Holt played in just 18 games during his freshman year and harbored frustrations about having to watch UNC’s 2008 College World Series run from the bench.
The following season, prior to UNC’s weekend series with Virginia, coach Mike Fox approached Holt with the opportunity to start as designated hitter against the Cavaliers.
But even with the ideal chance to prove himself, Holt couldn’t escape a slump.
The sophomore had no hits in nine at-bats that weekend and struck out twice in the final game of the series.
That’s when Holt first thought he had hit the point of no return.
“After that, I was like, ‘Man, can I really hit here?’” Holt said. “You know, (Fox) gives me the opportunity to hit against all these pitchers, and I couldn’t do it. Where do I go from here?”
Searching for a niche
Holt’s dad, Brian Holt, a former pitcher at Springfield College, watched his son play from the stands of Boshamer Stadium on a regular basis.
And when the one thing that had usually come so easily to Greg quickly became the cause of his struggle, he knew exactly who to turn to for help.

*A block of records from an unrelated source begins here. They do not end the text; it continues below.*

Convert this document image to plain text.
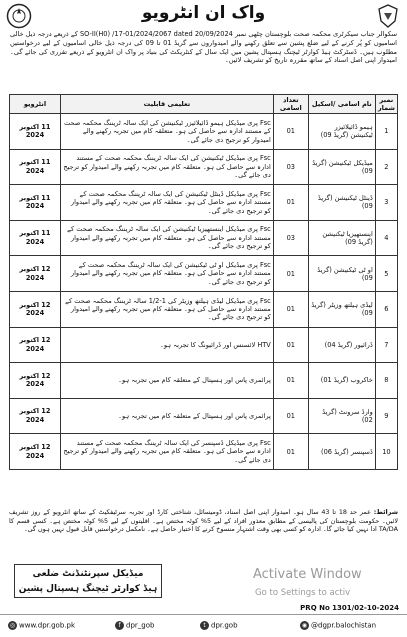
واک ان انٹرویو
سکوالر جناب سیکرٹری محکمہ صحت بلوچستان چٹھی نمبر SO-II(H0) /17-01/2024/2067 dated 20/09/2024 کے ذریعے درجہ ذیل خالی اسامیوں کو پُر کرنے کے لیے ضلع پشین سے تعلق رکھنے والے امیدواروں سے گریڈ 01 تا 09 کی درجہ ذیل خالی اسامیوں کے لیے درخواستیں مطلوب ہیں۔ ڈسٹرکٹ ہیڈ کوارٹر ٹیچنگ ہسپتال پشین میں ایک سال کے کنٹریکٹ کی بنیاد پر واک ان انٹرویو کے ذریعے تقرری کی جائے گی۔ امیدوار اپنی اصل اسناد کے ساتھ مقررہ تاریخ کو تشریف لائیں۔
نمبر شمار	نام اسامی /اسکیل	تعداد اسامی	تعلیمی قابلیت	انٹرویو
1	ہیمو ڈائیلائیزر ٹیکنیشن (گریڈ 09)	01	Fsc پری میڈیکل ہیمو ڈائیلائیزر ٹیکنیشن کی ایک سالہ ٹریننگ محکمہ صحت کے مستند ادارہ سے حاصل کی ہو۔ متعلقہ کام میں تجربہ رکھنے والے امیدوار کو ترجیح دی جائے گی۔	11 اکتوبر 2024
2	میڈیکل ٹیکنیشن (گریڈ 09)	03	Fsc پری میڈیکل ٹیکنیشن کی ایک سالہ ٹریننگ محکمہ صحت کے مستند ادارہ سے حاصل کی ہو۔ متعلقہ کام میں تجربہ رکھنے والے امیدوار کو ترجیح دی جائے گی۔	11 اکتوبر 2024
3	ڈینٹل ٹیکنیشن (گریڈ 09)	01	Fsc پری میڈیکل ڈینٹل ٹیکنیشن کی ایک سالہ ٹریننگ محکمہ صحت کے مستند ادارہ سے حاصل کی ہو۔ متعلقہ کام میں تجربہ رکھنے والے امیدوار کو ترجیح دی جائے گی۔	11 اکتوبر 2024
4	اینستھیزیا ٹیکنیشن (گریڈ 09)	03	Fsc پری میڈیکل اینستھیزیا ٹیکنیشن کی ایک سالہ ٹریننگ محکمہ صحت کے مستند ادارہ سے حاصل کی ہو۔ متعلقہ کام میں تجربہ رکھنے والے امیدوار کو ترجیح دی جائے گی۔	11 اکتوبر 2024
5	او ٹی ٹیکنیشن (گریڈ 09)	01	Fsc پری میڈیکل او ٹی ٹیکنیشن کی ایک سالہ ٹریننگ محکمہ صحت کے مستند ادارہ سے حاصل کی ہو۔ متعلقہ کام میں تجربہ رکھنے والے امیدوار کو ترجیح دی جائے گی۔	12 اکتوبر 2024
6	لیڈی ہیلتھ وزیٹر (گریڈ 09)	01	Fsc پری میڈیکل لیڈی ہیلتھ وزیٹر کی 1-1/2 سالہ ٹریننگ محکمہ صحت کے مستند ادارہ سے حاصل کی ہو۔ متعلقہ کام میں تجربہ رکھنے والے امیدوار کو ترجیح دی جائے گی۔	12 اکتوبر 2024
7	ڈرائیور (گریڈ 04)	01	HTV لائسنس اور ڈرائیونگ کا تجربہ ہو۔	12 اکتوبر 2024
8	خاکروب (گریڈ 01)	01	پرائمری پاس اور ہسپتال کے متعلقہ کام میں تجربہ ہو۔	12 اکتوبر 2024
9	وارڈ سرونٹ (گریڈ 02)	01	پرائمری پاس اور ہسپتال کے متعلقہ کام میں تجربہ ہو۔	12 اکتوبر 2024
10	ڈسپنسر (گریڈ 06)	01	Fsc پری میڈیکل ڈسپنسر کی ایک سالہ ٹریننگ محکمہ صحت کے مستند ادارہ سے حاصل کی ہو۔ متعلقہ کام میں تجربہ رکھنے والے امیدوار کو ترجیح دی جائے گی۔	12 اکتوبر 2024
شرائط: عمر حد 18 تا 43 سال ہو۔ امیدوار اپنی اصل اسناد، ڈومیسائل، شناختی کارڈ اور تجربہ سرٹیفکیٹ کے ساتھ انٹرویو کے روز تشریف لائیں۔ حکومت بلوچستان کی پالیسی کے مطابق معذور افراد کے لیے 5% کوٹہ مختص ہے۔ اقلیتوں کے لیے 5% کوٹہ مختص ہے۔ کسی قسم کا TA/DA ادا نہیں کیا جائے گا۔ ادارہ کو کسی بھی وقت اشتہار منسوخ کرنے کا اختیار حاصل ہے۔ نامکمل درخواستیں قابل قبول نہیں ہوں گی۔
میڈیکل سپرنٹنڈنٹ ضلعی
ہیڈ کوارٹر ٹیچنگ ہسپتال پشین
Activate Window
Go to Settings to activ
PRQ No 1301/02-10-2024
◎ www.dpr.gob.pk	f dpr_gob	t dpr.gob	◉ @dgpr.balochistan
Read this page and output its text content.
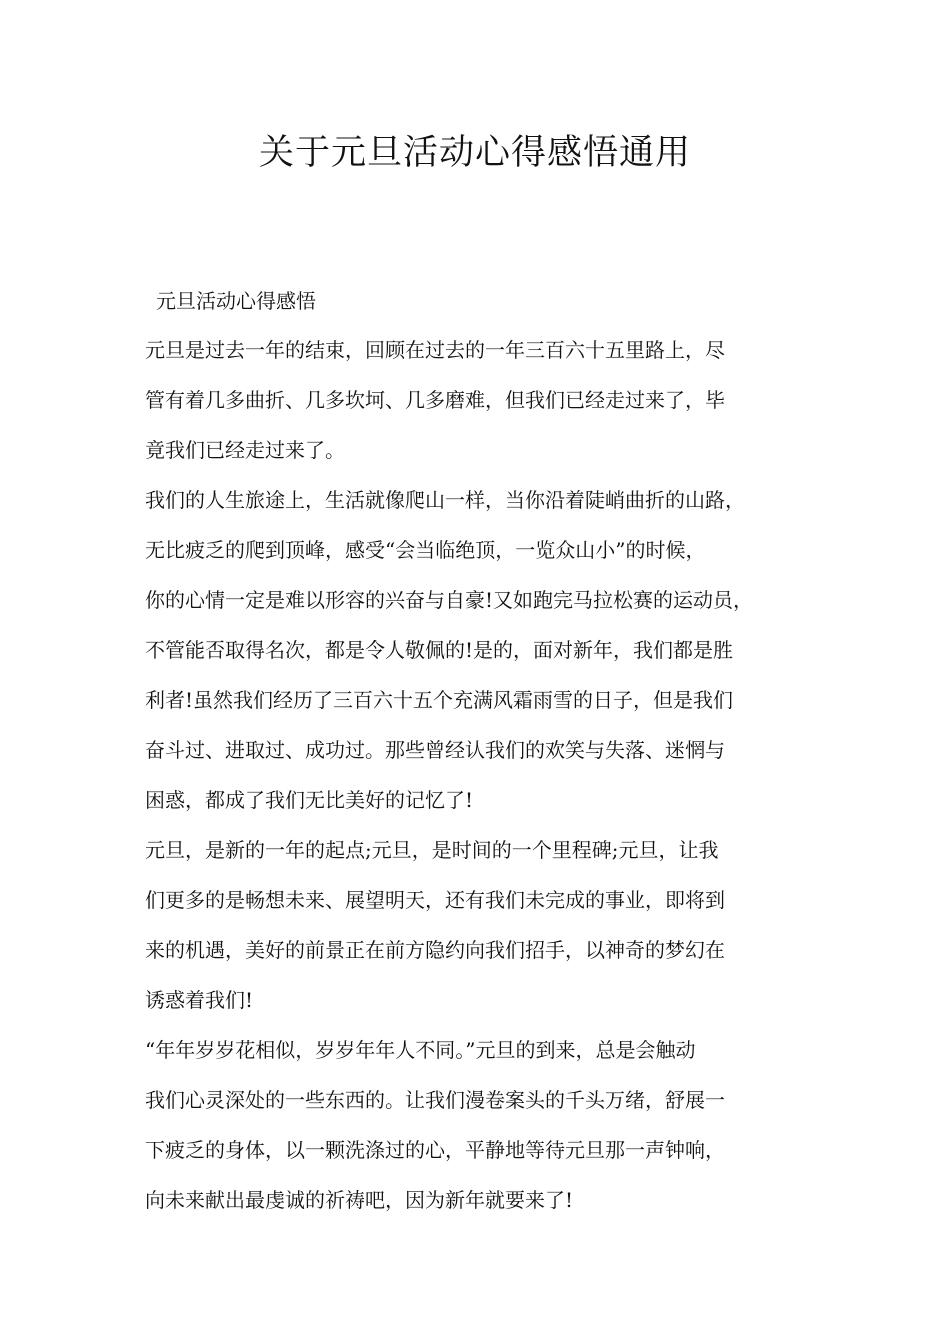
关于元旦活动心得感悟通用
元旦活动心得感悟
元旦是过去一年的结束，回顾在过去的一年三百六十五里路上，尽
管有着几多曲折、几多坎坷、几多磨难，但我们已经走过来了，毕
竟我们已经走过来了。
我们的人生旅途上，生活就像爬山一样，当你沿着陡峭曲折的山路，
无比疲乏的爬到顶峰，感受“会当临绝顶，一览众山小”的时候，
你的心情一定是难以形容的兴奋与自豪!又如跑完马拉松赛的运动员，
不管能否取得名次，都是令人敬佩的!是的，面对新年，我们都是胜
利者!虽然我们经历了三百六十五个充满风霜雨雪的日子，但是我们
奋斗过、进取过、成功过。那些曾经认我们的欢笑与失落、迷惘与
困惑，都成了我们无比美好的记忆了!
元旦，是新的一年的起点;元旦，是时间的一个里程碑;元旦，让我
们更多的是畅想未来、展望明天，还有我们未完成的事业，即将到
来的机遇，美好的前景正在前方隐约向我们招手，以神奇的梦幻在
诱惑着我们!
“年年岁岁花相似，岁岁年年人不同。”元旦的到来，总是会触动
我们心灵深处的一些东西的。让我们漫卷案头的千头万绪，舒展一
下疲乏的身体，以一颗洗涤过的心，平静地等待元旦那一声钟响，
向未来献出最虔诚的祈祷吧，因为新年就要来了!
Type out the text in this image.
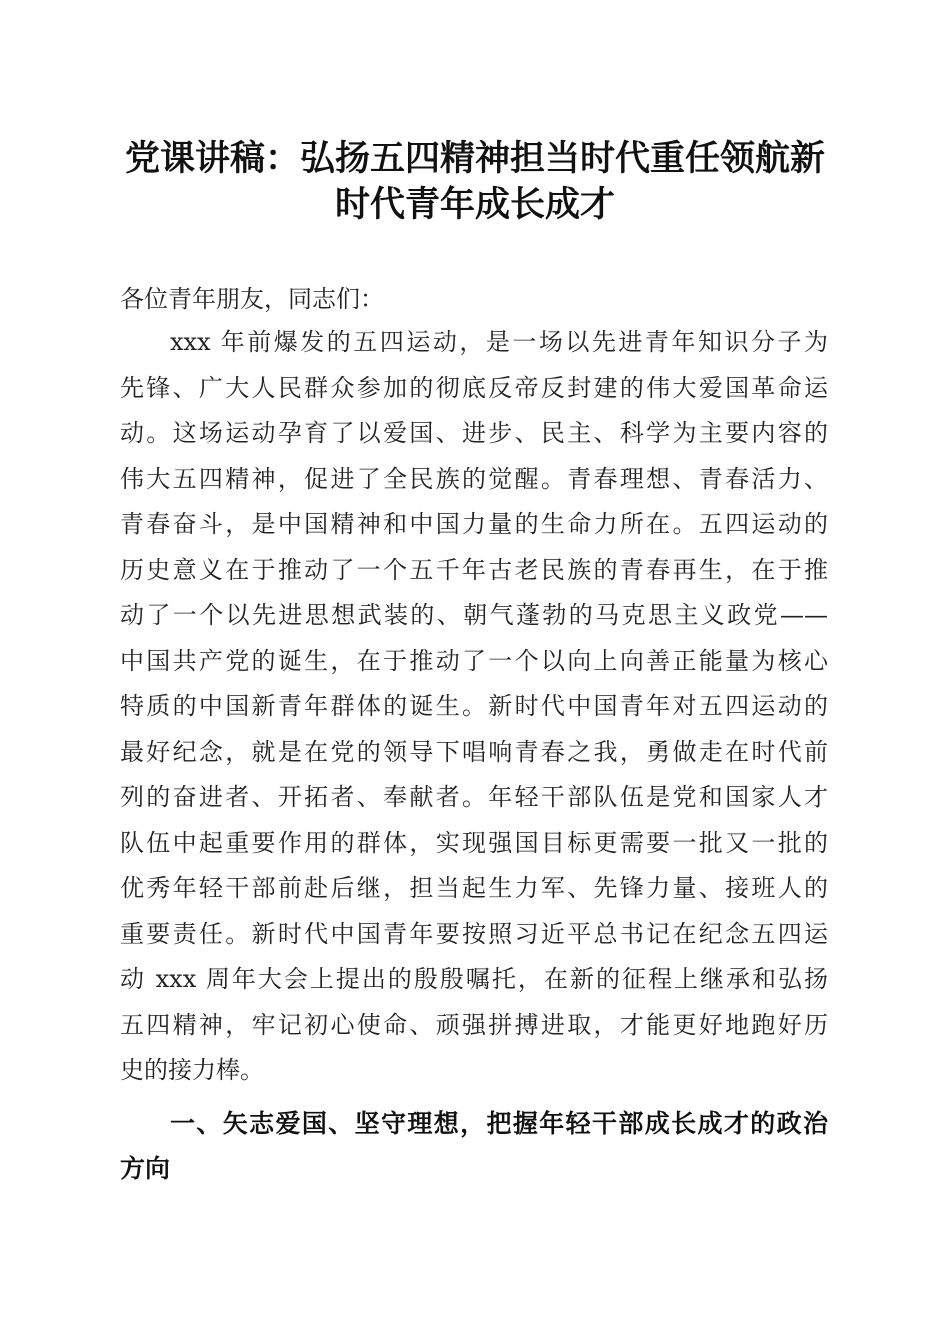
党课讲稿：弘扬五四精神担当时代重任领航新
时代青年成长成才

各位青年朋友，同志们：

xxx 年前爆发的五四运动，是一场以先进青年知识分子为
先锋、广大人民群众参加的彻底反帝反封建的伟大爱国革命运
动。这场运动孕育了以爱国、进步、民主、科学为主要内容的
伟大五四精神，促进了全民族的觉醒。青春理想、青春活力、
青春奋斗，是中国精神和中国力量的生命力所在。五四运动的
历史意义在于推动了一个五千年古老民族的青春再生，在于推
动了一个以先进思想武装的、朝气蓬勃的马克思主义政党——
中国共产党的诞生，在于推动了一个以向上向善正能量为核心
特质的中国新青年群体的诞生。新时代中国青年对五四运动的
最好纪念，就是在党的领导下唱响青春之我，勇做走在时代前
列的奋进者、开拓者、奉献者。年轻干部队伍是党和国家人才
队伍中起重要作用的群体，实现强国目标更需要一批又一批的
优秀年轻干部前赴后继，担当起生力军、先锋力量、接班人的
重要责任。新时代中国青年要按照习近平总书记在纪念五四运
动 xxx 周年大会上提出的殷殷嘱托，在新的征程上继承和弘扬
五四精神，牢记初心使命、顽强拼搏进取，才能更好地跑好历
史的接力棒。
一、矢志爱国、坚守理想，把握年轻干部成长成才的政治
方向
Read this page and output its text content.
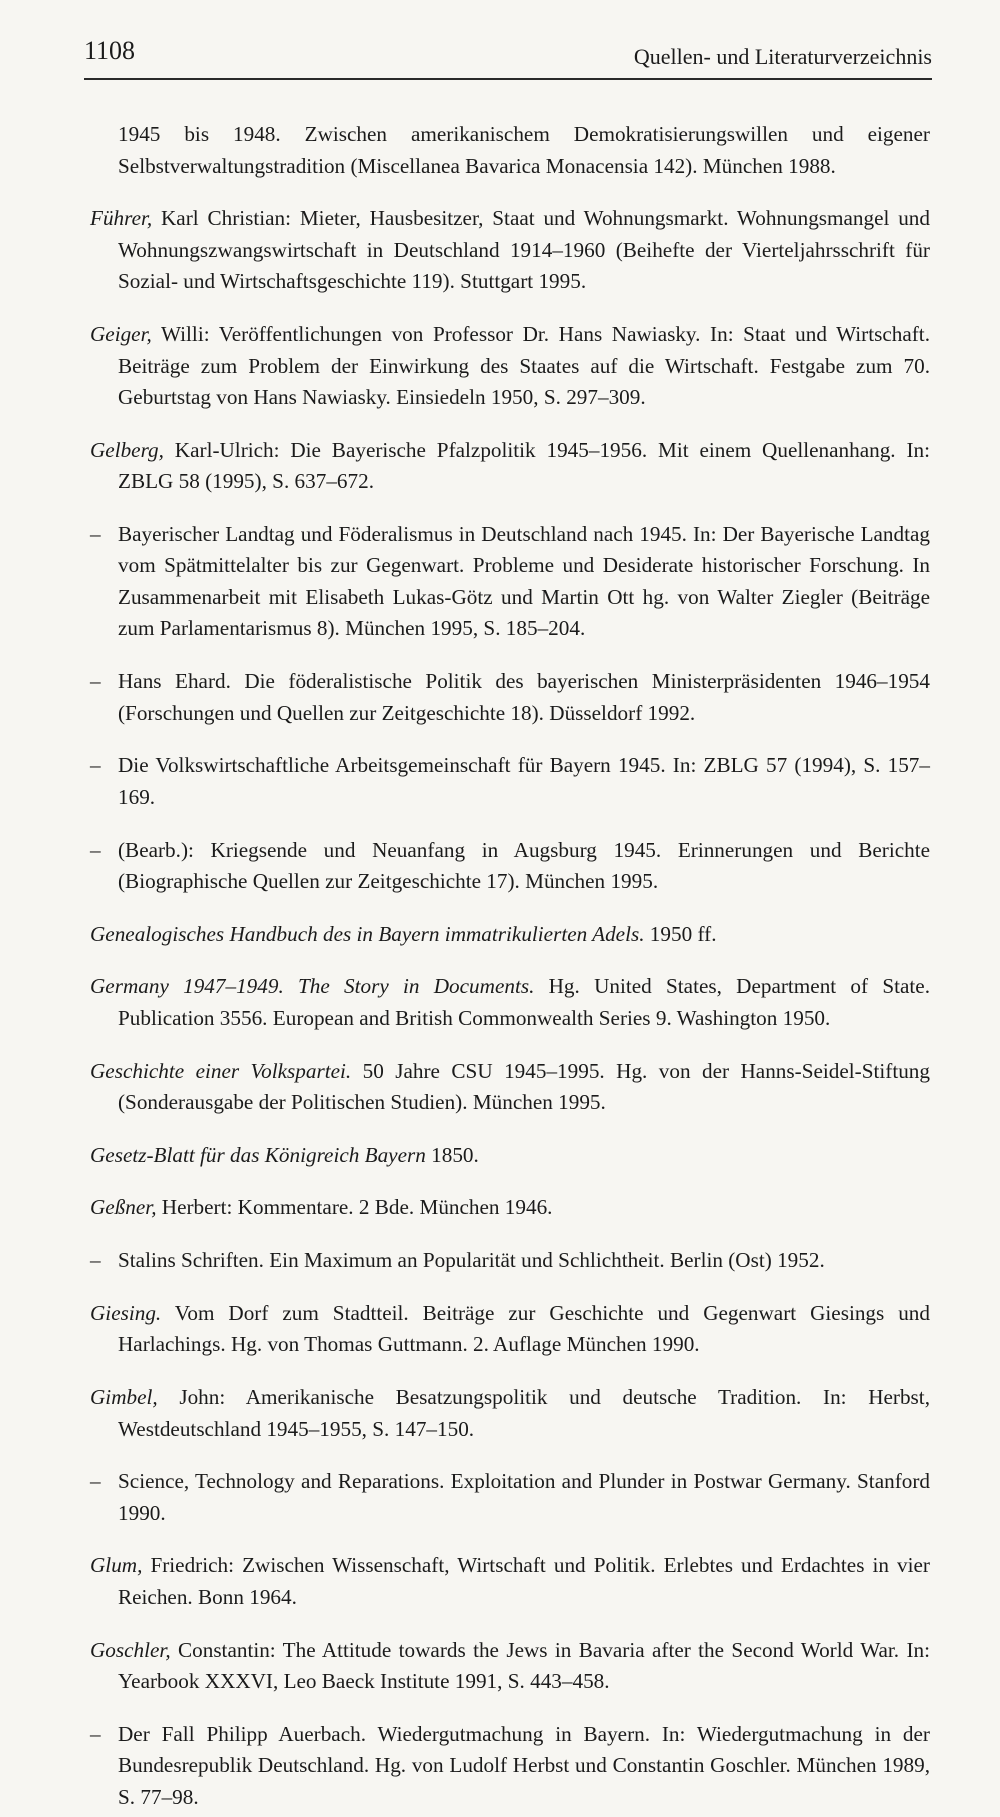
1108	Quellen- und Literaturverzeichnis

1945 bis 1948. Zwischen amerikanischem Demokratisierungswillen und eigener Selbstverwaltungstradition (Miscellanea Bavarica Monacensia 142). München 1988.

Führer, Karl Christian: Mieter, Hausbesitzer, Staat und Wohnungsmarkt. Wohnungsmangel und Wohnungszwangswirtschaft in Deutschland 1914–1960 (Beihefte der Vierteljahrsschrift für Sozial- und Wirtschaftsgeschichte 119). Stuttgart 1995.

Geiger, Willi: Veröffentlichungen von Professor Dr. Hans Nawiasky. In: Staat und Wirtschaft. Beiträge zum Problem der Einwirkung des Staates auf die Wirtschaft. Festgabe zum 70. Geburtstag von Hans Nawiasky. Einsiedeln 1950, S. 297–309.

Gelberg, Karl-Ulrich: Die Bayerische Pfalzpolitik 1945–1956. Mit einem Quellenanhang. In: ZBLG 58 (1995), S. 637–672.

– Bayerischer Landtag und Föderalismus in Deutschland nach 1945. In: Der Bayerische Landtag vom Spätmittelalter bis zur Gegenwart. Probleme und Desiderate historischer Forschung. In Zusammenarbeit mit Elisabeth Lukas-Götz und Martin Ott hg. von Walter Ziegler (Beiträge zum Parlamentarismus 8). München 1995, S. 185–204.

– Hans Ehard. Die föderalistische Politik des bayerischen Ministerpräsidenten 1946–1954 (Forschungen und Quellen zur Zeitgeschichte 18). Düsseldorf 1992.

– Die Volkswirtschaftliche Arbeitsgemeinschaft für Bayern 1945. In: ZBLG 57 (1994), S. 157–169.

– (Bearb.): Kriegsende und Neuanfang in Augsburg 1945. Erinnerungen und Berichte (Biographische Quellen zur Zeitgeschichte 17). München 1995.

Genealogisches Handbuch des in Bayern immatrikulierten Adels. 1950 ff.

Germany 1947–1949. The Story in Documents. Hg. United States, Department of State. Publication 3556. European and British Commonwealth Series 9. Washington 1950.

Geschichte einer Volkspartei. 50 Jahre CSU 1945–1995. Hg. von der Hanns-Seidel-Stiftung (Sonderausgabe der Politischen Studien). München 1995.

Gesetz-Blatt für das Königreich Bayern 1850.

Geßner, Herbert: Kommentare. 2 Bde. München 1946.

– Stalins Schriften. Ein Maximum an Popularität und Schlichtheit. Berlin (Ost) 1952.

Giesing. Vom Dorf zum Stadtteil. Beiträge zur Geschichte und Gegenwart Giesings und Harlachings. Hg. von Thomas Guttmann. 2. Auflage München 1990.

Gimbel, John: Amerikanische Besatzungspolitik und deutsche Tradition. In: Herbst, Westdeutschland 1945–1955, S. 147–150.

– Science, Technology and Reparations. Exploitation and Plunder in Postwar Germany. Stanford 1990.

Glum, Friedrich: Zwischen Wissenschaft, Wirtschaft und Politik. Erlebtes und Erdachtes in vier Reichen. Bonn 1964.

Goschler, Constantin: The Attitude towards the Jews in Bavaria after the Second World War. In: Yearbook XXXVI, Leo Baeck Institute 1991, S. 443–458.

– Der Fall Philipp Auerbach. Wiedergutmachung in Bayern. In: Wiedergutmachung in der Bundesrepublik Deutschland. Hg. von Ludolf Herbst und Constantin Goschler. München 1989, S. 77–98.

Holt credits his father’s words of encouragement as the motivation he needed to work harder at his game.
“Baseball is such a mental game, and he was at a bad place mentally,” Brian Holt said. “He still had the physical tools. He had the power and the strength. But mentally, every time he went to the plate he put too much pressure on himself.”
Having spent time on the mound in addition to playing third base in high school, Holt tried his hand at pitching for the Tar Heels during his sophomore year.
At first, Holt saw similar pitfalls on the mound. In game three of a series against Georgia Tech during his junior year, the pitcher allowed five runs on two outs in the bottom of the ninth, and the Yellow Jackets went on to win the game in the tenth inning.
But Holt had his sights set on being a consistent contributor for the Tar Heels. And that was something he was determined not to throw away.
Towards the end of the 2010 campaign, Holt’s performances began to turn around. Against Clemson, Holt had key strikeouts in the series finale, and he gained NCAA tournament experience by pitching in UNC’s regional games.
For pitcher Bryant Gaines, seeing his teammate turn the corner had been a long time coming.
“We encourage each other by humbling one another,” Gaines said. “Greg, just like anybody else, when he struggled, he heard it from all of his teammates… I think he kind of just got sick of getting so much grief all the time that he had to play better.”
Success at last
It was almost as if a switch had been flipped inside of Greg Holt.
The pitcher has a 7-1 record so far this season, and now that Holt has found his niche, the weight — and the bat — has been lifted from his shoulders.
In UNC’s ACC tournament opener against Miami, the senior started from the mound and pitched 5 2/3 innings.
The very next day against Wake Forest, Holt — who owns a team-best .385 batting average — blasted a two-run homer in Durham Bulls Athletic Park.
“It’s nice, people saying, ‘Oh you’re so versatile. You’ve got a two-way super star,’” Holt said. “I’m like, ‘No, I’m just a pitcher who hits.’”
The Tar Heels are just two wins away from a trip to the College World Series, and Holt is looking forward to helping his team get to Omaha in whatever role he might fill.
But when Greg Holt’s collegiate career ends later this month, his legacy at North Carolina will be about more than just records and championship runs.
“If (younger guys) are struggling or something like that, they can look at Greg’s story and be like, ‘Well, look at where he came from, and look at what he’s doing today,’” Gaines said.